In medical procedures, this observation has actually shown that patients have a better memory of the experience if a procedure is more gentle and ends even more gently, even if takes longer!
It is also the basis of the advice that it is better to take two one-week vacations than one two-week vacation. Even though the experiencing self would view two weeks of total vacation in both situations as equal, the remembering self (who has duration neglect) gets more value out of having two unique sets of memories, even if they are shorter!
How does this apply to fasting? Well, here at Buchinger-Wilhelmi, they have applied these principles to the fasting experiencing, whether they read Kahneman’s work or not! Here’s how they take advantage of it.
- Peaks are smoothed out. Through the routine of morning tea & yogurt, every-other-day enemas, broth at lunch, hot liver compresses, tea in your room, and broth in the evening, they have successfully smoothed out any discomfort in fasting. We’ve done water fasts before, and the peaks are MUCH more uncomfortable.

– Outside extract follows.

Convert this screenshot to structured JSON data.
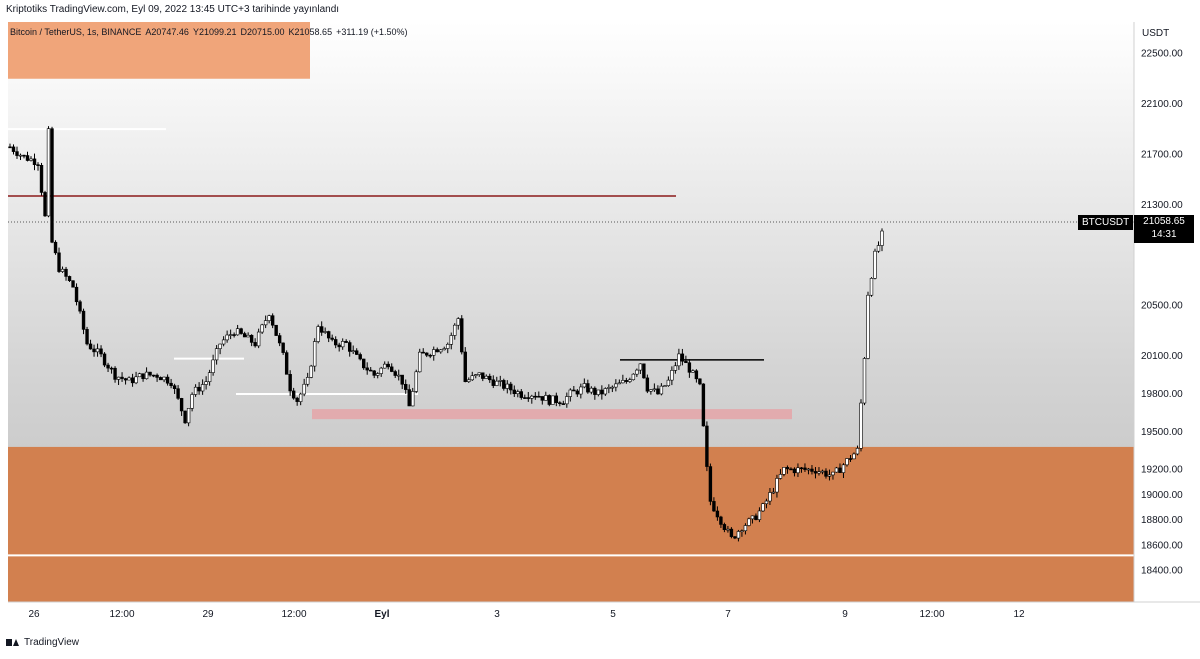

- Strong ending. They have gourmet chefs on staff that prepare gourmet vegetarian meals for your “refeeding” making your stay end on a high note. We got to preview this food on arrival day before we started fasting, and we know the ending will be strong!
- Duration neglect. They make every day and week very similar, with a pretty strict, stereotypical-German routine to ensure that your mind has no new stories to write. This repetition enables the memory of every day to “blur” together. The benefits of fasting are associated with burning 200g-300g of body fat per day, so the most benefit comes from being able to stick it out the longest. Buchinger has figured out how to allow someone like me to be here for 28 days without going crazy by blurring the memory of it.
I think this combination of factors is why we have met so many repeat visitors here! The program works in large part because of the methodology!
If you’re interested in learning more about Two Selves, Kahneman also did a Ted Talk on this topic.